SIKS Big Data course: Spark tutorial

Arjen de Vries (University of Nijmegen) (2016-12-06 13:30 - 14:30 in Drienerburght Conference Room A)

The Netherlands School for Information and Knowledge Systems (SIKS) and Statistics Netherlands (CBS) organize a two day tutorial on the management of Big Data, the Data Camp, hosted at the University of Twente.The tutorial will be given in English and is part of the Educational Program for SIKS PhD students.

The Data Camp's objective is to use big data sets to produce valuable and innovative answers to research questions with societal relevance. SIKS PhD students and CBS data analysts will learn about big data technologies and create, in small groups, feasibility studies for a research question of their choice.

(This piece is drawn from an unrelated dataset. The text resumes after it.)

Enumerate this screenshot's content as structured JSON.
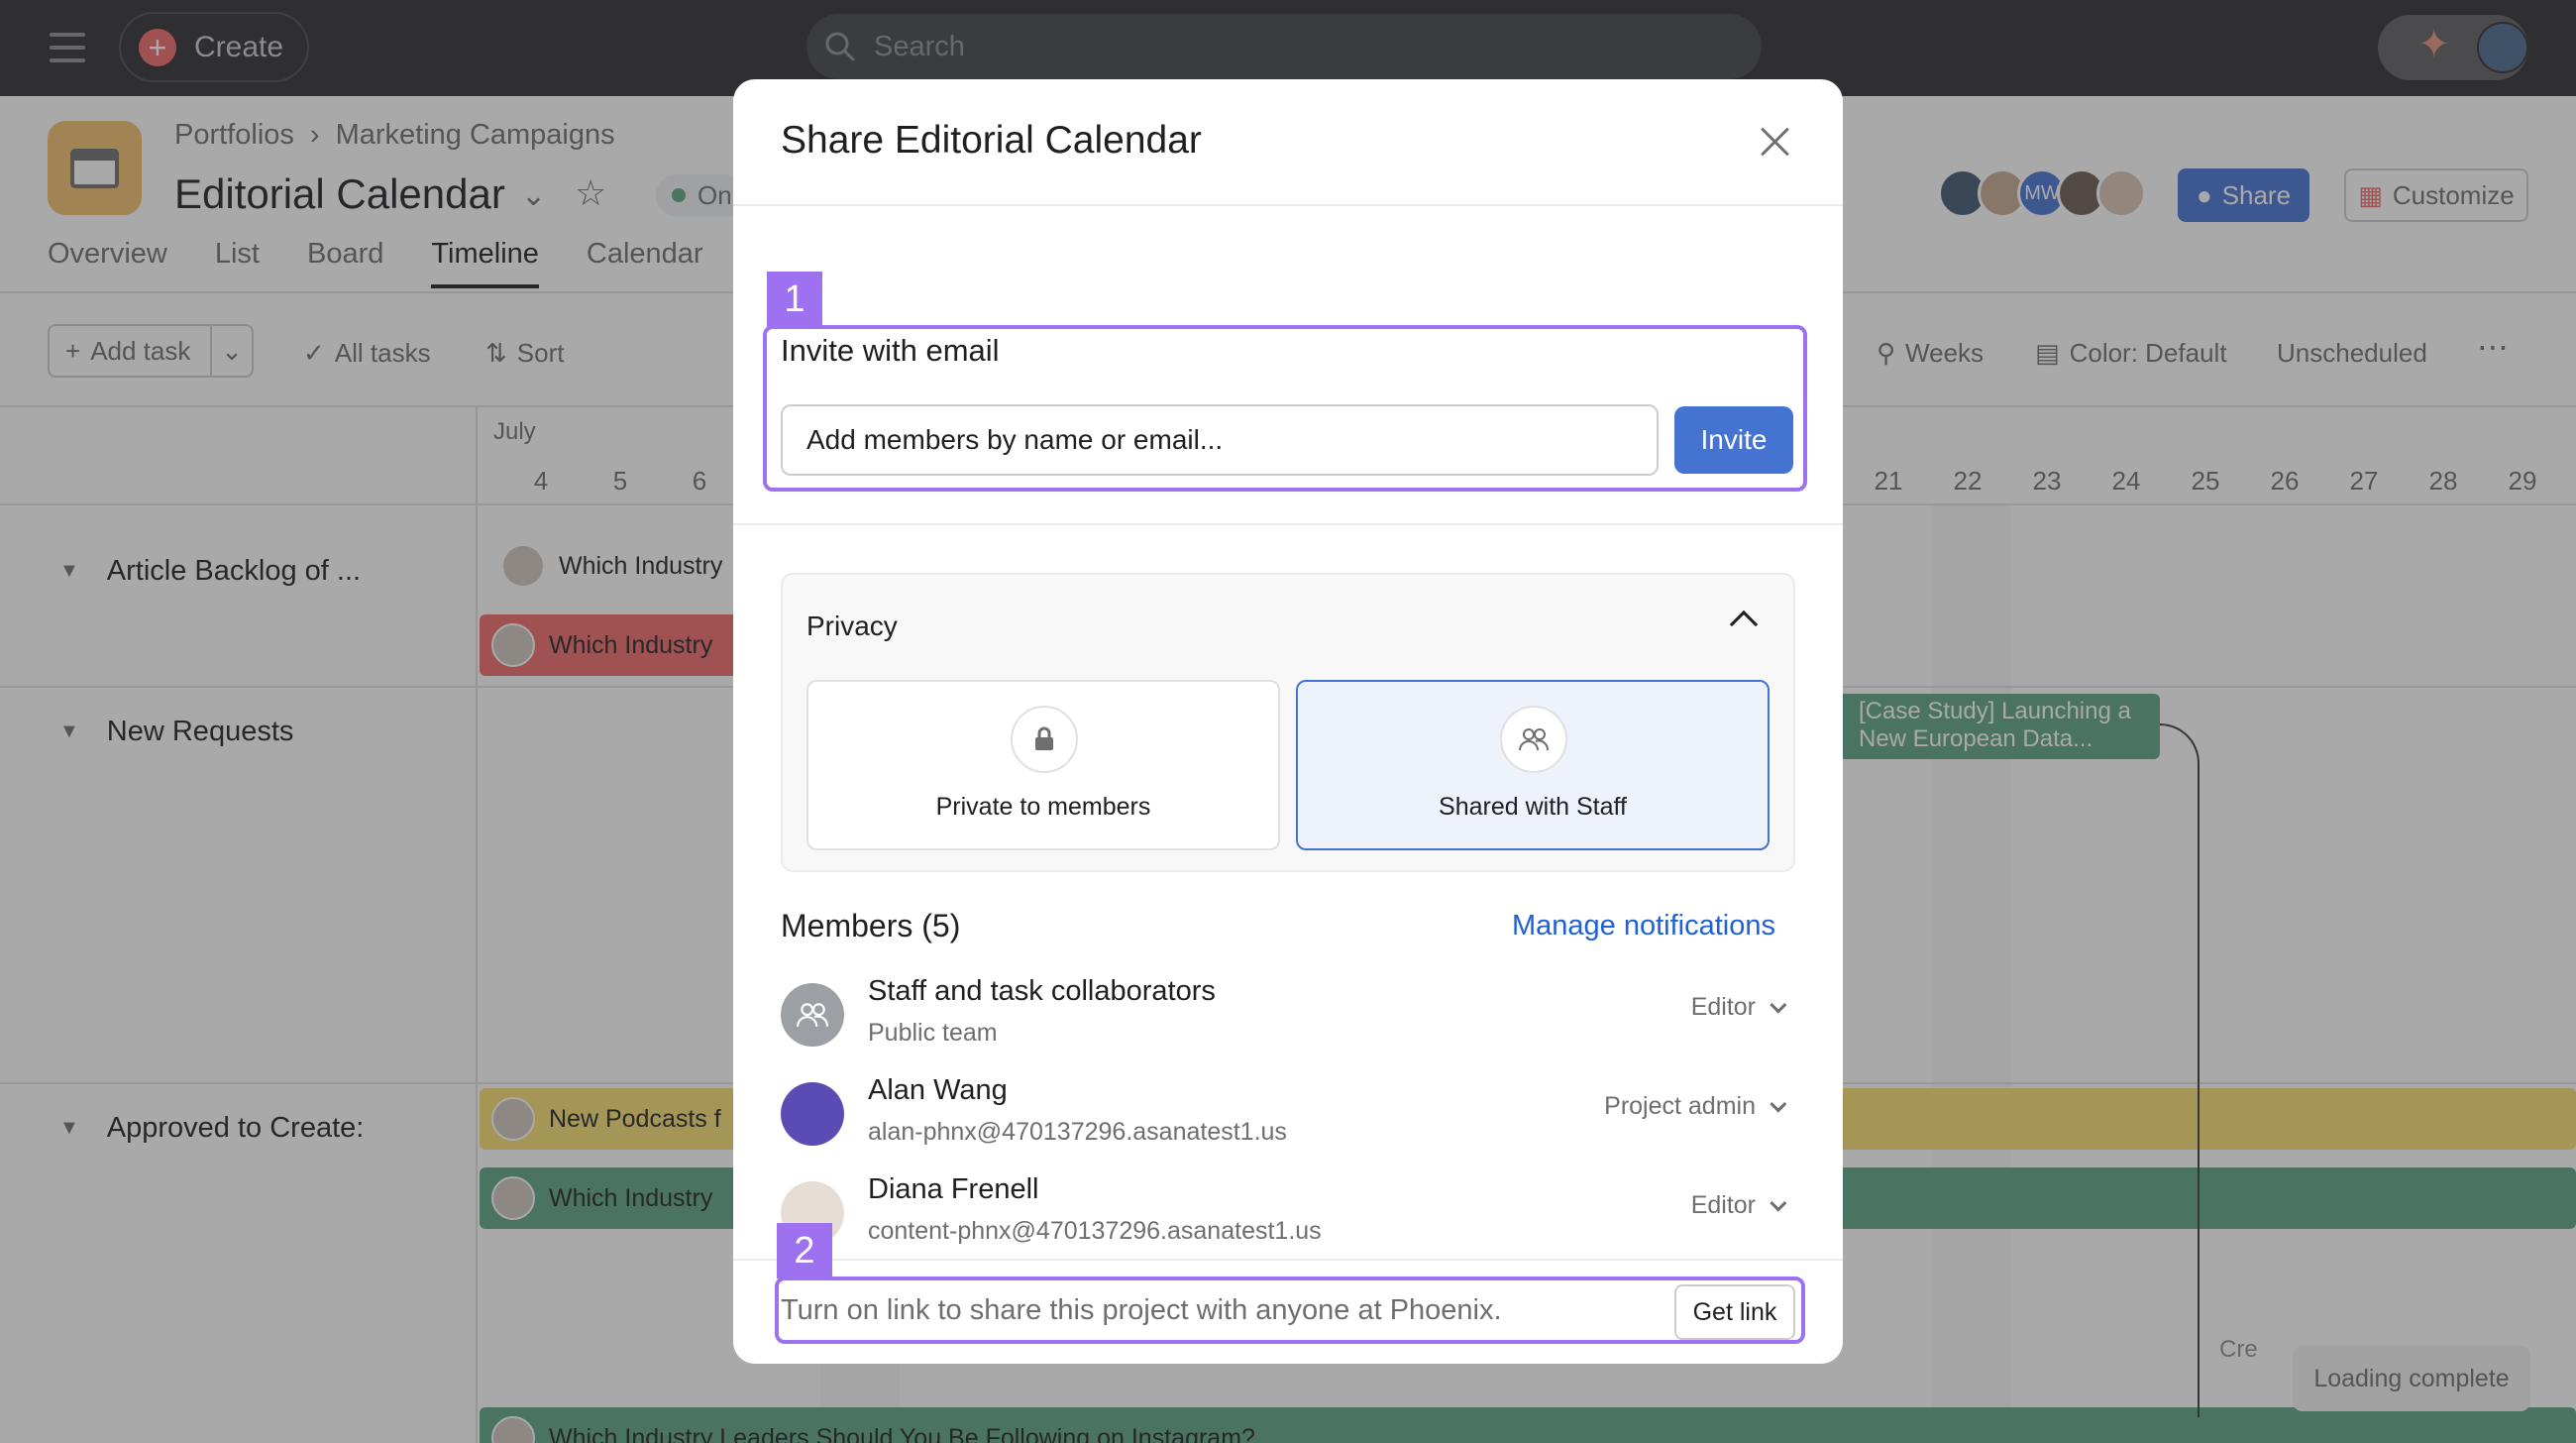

Participants get access to predefined CBS research questions and massive datasets, including a large collection of Dutch Tweets, traffic data from Dutch high ways, and AIS data from ships. Participants will get access to the Twente Hadoop cluster, a 56 node cluster with almost 1 petabyte of storage space. The tutorial focuses on hands-on experience. The Data Camp participants will work in small, mixed teams in an informal setting, which stimulates intense contact with technologies and research questions. Experienced data scientists will support the teams by short lectures and hands-on support. Short lectures will introduce technologies to manage and visualize big data, that were first adopted by Google and are now used by many companies that manage large datasets. The tutorial teaches how to process terabytes of data on large clusters of commodity machines using new programming styles like MapReduce and Spark.